Jeune lieutenant fraichement diplômé d'une académie militaire d'un pays dont nous ignorerons le nom, le lieutenant Drago(Jacques Perrin) est affecté à la forteresse de Bastian, poste frontalier des territoires du nord, citadelle solitaire érigée dans un désert hanté par les lointaines attaques des guerriers tartares.

Le jeune home découvre alors une enceinte cossue, des repas abondants, des condisciples policés, une hiérarchie parfaitement établie et rassurante, tout en opposition avec les paysages de désolation qui entourent les hauts murs.

Très vite la routine et l'inactivité, tout juste entrecoupées par des événements anodins (l'apparition d'un cheval blanc...), mais maintenant la crainte d'une nouvelle attaque tartare, ont raison de son enthousiasme. Après quatre mois , il envisage déjà de demander sa mutation.

Mais, la camaraderie avec certains, la monotonie confortable de cette vie apaisante et des décisions hiérarchiques contraires vont transformer ces quelques semaines en mois , puis en longues années.

D'ailleurs, tous ses occupants restent à la citadelle, de leur plein gré, pris au piège du sablier du temps, et désorientés lorsque, contraints de quitter les murs ils se trouvent effrayés par l'idée d'une vie extérieure, pour laquelle ils n'ont plus ni appétence, ni disposition.

Comme le roman, ce "Désert des tartares" là, se veut donc, une réflexion sur la lenteur des heures, des années perdues dans une vie monotone qui s'écoule inexorablement et ternit les désirs .Une forme de décomposition qui emporte inéluctablement la fougue de la jeunesse , les rêves, lorsque l'âme se satisfait du confort: et laisse la flamme de la vie s'éteindre peu à peu.

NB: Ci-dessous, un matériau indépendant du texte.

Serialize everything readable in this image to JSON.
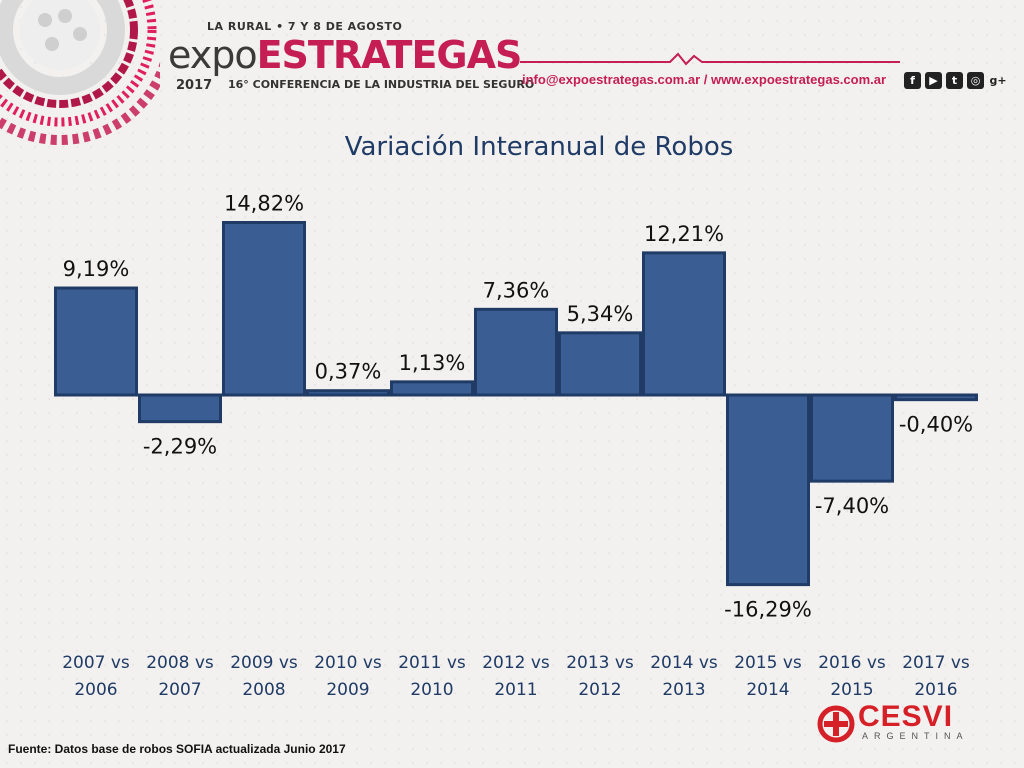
{
  "header": {
    "event_date": "LA RURAL • 7 Y 8 DE AGOSTO",
    "event_name_part1": "expo",
    "event_name_part2": "ESTRATEGAS",
    "event_year": "2017",
    "event_subtitle": "16° CONFERENCIA DE LA INDUSTRIA DEL SEGURO",
    "contact": "info@expoestrategas.com.ar / www.expoestrategas.com.ar",
    "social_icons": [
      "facebook-icon",
      "youtube-icon",
      "twitter-icon",
      "instagram-icon",
      "google-plus-icon"
    ],
    "social_glyphs": [
      "f",
      "▶",
      "t",
      "◎",
      "g+"
    ]
  },
  "colors": {
    "accent": "#c41e54",
    "bar": "#3a5e94",
    "bar_stroke": "#1f3b66",
    "title": "#1f3b66",
    "tick": "#1f3b66"
  },
  "chart_data": {
    "type": "bar",
    "title": "Variación Interanual de Robos",
    "categories": [
      [
        "2007 vs",
        "2006"
      ],
      [
        "2008 vs",
        "2007"
      ],
      [
        "2009 vs",
        "2008"
      ],
      [
        "2010 vs",
        "2009"
      ],
      [
        "2011 vs",
        "2010"
      ],
      [
        "2012 vs",
        "2011"
      ],
      [
        "2013 vs",
        "2012"
      ],
      [
        "2014 vs",
        "2013"
      ],
      [
        "2015 vs",
        "2014"
      ],
      [
        "2016 vs",
        "2015"
      ],
      [
        "2017 vs",
        "2016"
      ]
    ],
    "values": [
      9.19,
      -2.29,
      14.82,
      0.37,
      1.13,
      7.36,
      5.34,
      12.21,
      -16.29,
      -7.4,
      -0.4
    ],
    "data_labels": [
      "9,19%",
      "-2,29%",
      "14,82%",
      "0,37%",
      "1,13%",
      "7,36%",
      "5,34%",
      "12,21%",
      "-16,29%",
      "-7,40%",
      "-0,40%"
    ],
    "grid": false,
    "legend": "none"
  },
  "footer": {
    "source": "Fuente: Datos base de robos SOFIA actualizada Junio 2017",
    "logo_name": "CESVI",
    "logo_country": "ARGENTINA"
  }
}
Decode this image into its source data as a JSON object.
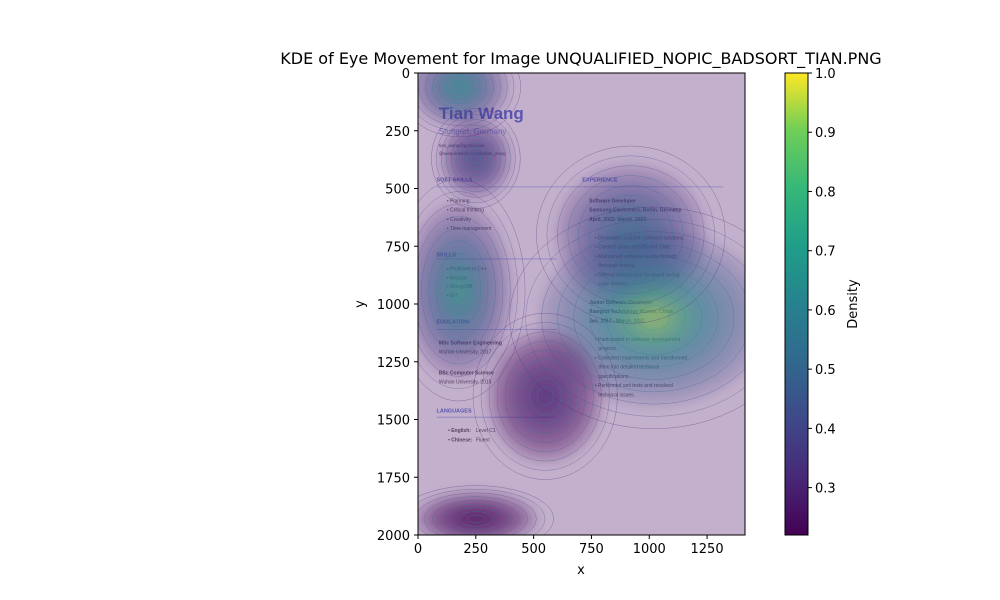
{
  "chart_data": {
    "type": "heatmap",
    "title": "KDE of Eye Movement for Image UNQUALIFIED_NOPIC_BADSORT_TIAN.PNG",
    "xlabel": "x",
    "ylabel": "y",
    "xlim": [
      0,
      1414
    ],
    "ylim": [
      2000,
      0
    ],
    "x_ticks": [
      0,
      250,
      500,
      750,
      1000,
      1250
    ],
    "y_ticks": [
      0,
      250,
      500,
      750,
      1000,
      1250,
      1500,
      1750,
      2000
    ],
    "colorbar": {
      "label": "Density",
      "colormap": "viridis",
      "range": [
        0.22,
        1.0
      ],
      "ticks": [
        0.3,
        0.4,
        0.5,
        0.6,
        0.7,
        0.8,
        0.9,
        1.0
      ]
    },
    "density_peaks": [
      {
        "x": 180,
        "y": 60,
        "sx": 110,
        "sy": 90,
        "level": 0.75
      },
      {
        "x": 250,
        "y": 370,
        "sx": 80,
        "sy": 90,
        "level": 0.45
      },
      {
        "x": 175,
        "y": 940,
        "sx": 120,
        "sy": 200,
        "level": 0.85
      },
      {
        "x": 920,
        "y": 700,
        "sx": 170,
        "sy": 160,
        "level": 0.6
      },
      {
        "x": 1020,
        "y": 1060,
        "sx": 260,
        "sy": 200,
        "level": 1.0
      },
      {
        "x": 550,
        "y": 1400,
        "sx": 130,
        "sy": 150,
        "level": 0.3
      },
      {
        "x": 250,
        "y": 1930,
        "sx": 140,
        "sy": 60,
        "level": 0.25
      }
    ],
    "grid": false
  },
  "resume": {
    "name": "Tian Wang",
    "location": "Stuttgart, Germany",
    "email": "tian_wang@gmail.com",
    "linkedin": "@www.linkedin.com/in/tian_wang",
    "soft_skills_title": "SOFT SKILLS",
    "soft_skills": [
      "Planning",
      "Critical thinking",
      "Creativity",
      "Time management"
    ],
    "skills_title": "SKILLS",
    "skills": [
      "Proficient in C++",
      "Angular",
      "MongoDB",
      "GIT"
    ],
    "education_title": "EDUCATION",
    "education": [
      {
        "degree": "MSc Software Engineering",
        "school": "Wuhan University, 2017"
      },
      {
        "degree": "BSc Computer Science",
        "school": "Wuhan University, 2015"
      }
    ],
    "languages_title": "LANGUAGES",
    "languages": [
      {
        "name": "English:",
        "level": "Level C1"
      },
      {
        "name": "Chinese:",
        "level": "Fluent"
      }
    ],
    "experience_title": "EXPERIENCE",
    "jobs": [
      {
        "title": "Software Developer",
        "company": "Samsung Electronics, Berlin, Germany",
        "dates": "April, 2022- March, 2023",
        "bullets": [
          "Developed scalable software solutions.",
          "Created clean and efficient code.",
          "Maintained software quality through",
          "thorough testing.",
          "Offered constructive feedback during",
          "code reviews."
        ]
      },
      {
        "title": "Junior Software Developer",
        "company": "Xiangrui Technology Wuhan, China",
        "dates": "Jan, 2017 - March, 2022",
        "bullets": [
          "Participated in software development",
          "projects.",
          "Collected requirements and transformed",
          "them into detailed technical",
          "specifications.",
          "Performed unit tests and resolved",
          "technical issues."
        ]
      }
    ]
  }
}
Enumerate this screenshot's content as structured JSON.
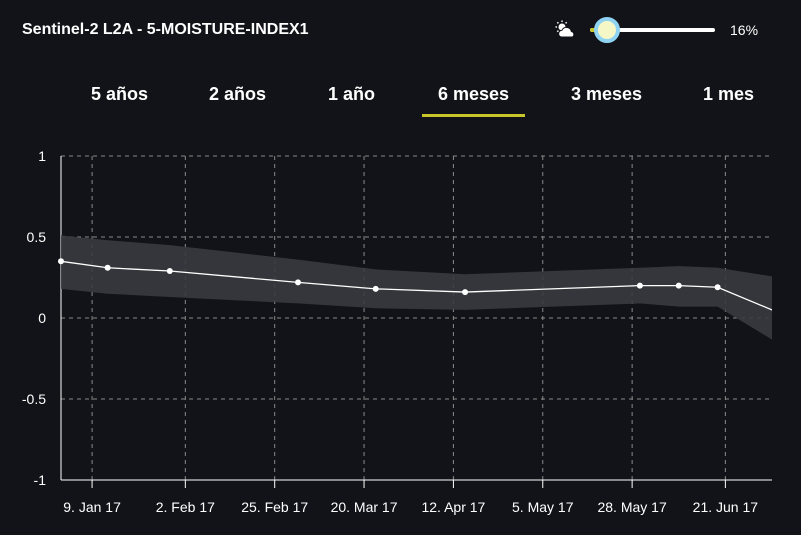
{
  "header": {
    "title": "Sentinel-2 L2A - 5-MOISTURE-INDEX1",
    "cloud_icon": "cloud-sun-icon",
    "cloud_cover_value": "16%",
    "cloud_cover_level": 0.16
  },
  "tabs": [
    {
      "label": "5 años"
    },
    {
      "label": "2 años"
    },
    {
      "label": "1 año"
    },
    {
      "label": "6 meses",
      "active": true
    },
    {
      "label": "3 meses"
    },
    {
      "label": "1 mes"
    }
  ],
  "colors": {
    "background": "#121318",
    "accent": "#c6c62a",
    "line": "#ffffff",
    "band": "#3a3b3f",
    "grid": "#8a8a8a"
  },
  "chart_data": {
    "type": "line",
    "ylim": [
      -1,
      1
    ],
    "yticks": [
      "1",
      "0.5",
      "0",
      "-0.5",
      "-1"
    ],
    "ytick_values": [
      1,
      0.5,
      0,
      -0.5,
      -1
    ],
    "xlim": [
      "2017-01-01",
      "2017-07-03"
    ],
    "xticks": [
      "9. Jan 17",
      "2. Feb 17",
      "25. Feb 17",
      "20. Mar 17",
      "12. Apr 17",
      "5. May 17",
      "28. May 17",
      "21. Jun 17"
    ],
    "xtick_dates": [
      "2017-01-09",
      "2017-02-02",
      "2017-02-25",
      "2017-03-20",
      "2017-04-12",
      "2017-05-05",
      "2017-05-28",
      "2017-06-21"
    ],
    "grid": true,
    "series": [
      {
        "x": [
          "2017-01-01",
          "2017-01-13",
          "2017-01-29",
          "2017-03-03",
          "2017-03-23",
          "2017-04-15",
          "2017-05-30",
          "2017-06-09",
          "2017-06-19",
          "2017-07-18"
        ],
        "values": [
          0.35,
          0.31,
          0.29,
          0.22,
          0.18,
          0.16,
          0.2,
          0.2,
          0.19,
          -0.1
        ],
        "upper": [
          0.51,
          0.48,
          0.45,
          0.36,
          0.3,
          0.27,
          0.31,
          0.32,
          0.31,
          0.2
        ],
        "lower": [
          0.18,
          0.15,
          0.13,
          0.09,
          0.06,
          0.05,
          0.09,
          0.07,
          0.07,
          -0.35
        ]
      }
    ]
  }
}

Le processus de cette longue acceptation est porté à merveilles par le rythme de ce métrage ; qui d'abord éblouit par la beauté des images, l'immensité des paysages, puis inquiète lors des premières scène de garde à la redoute et enfin anesthésie lentement, (et c'est le seul regret que l'on peut avoir ici) dans les développements précédents la scène finale qui s'étirent un peu trop longuement.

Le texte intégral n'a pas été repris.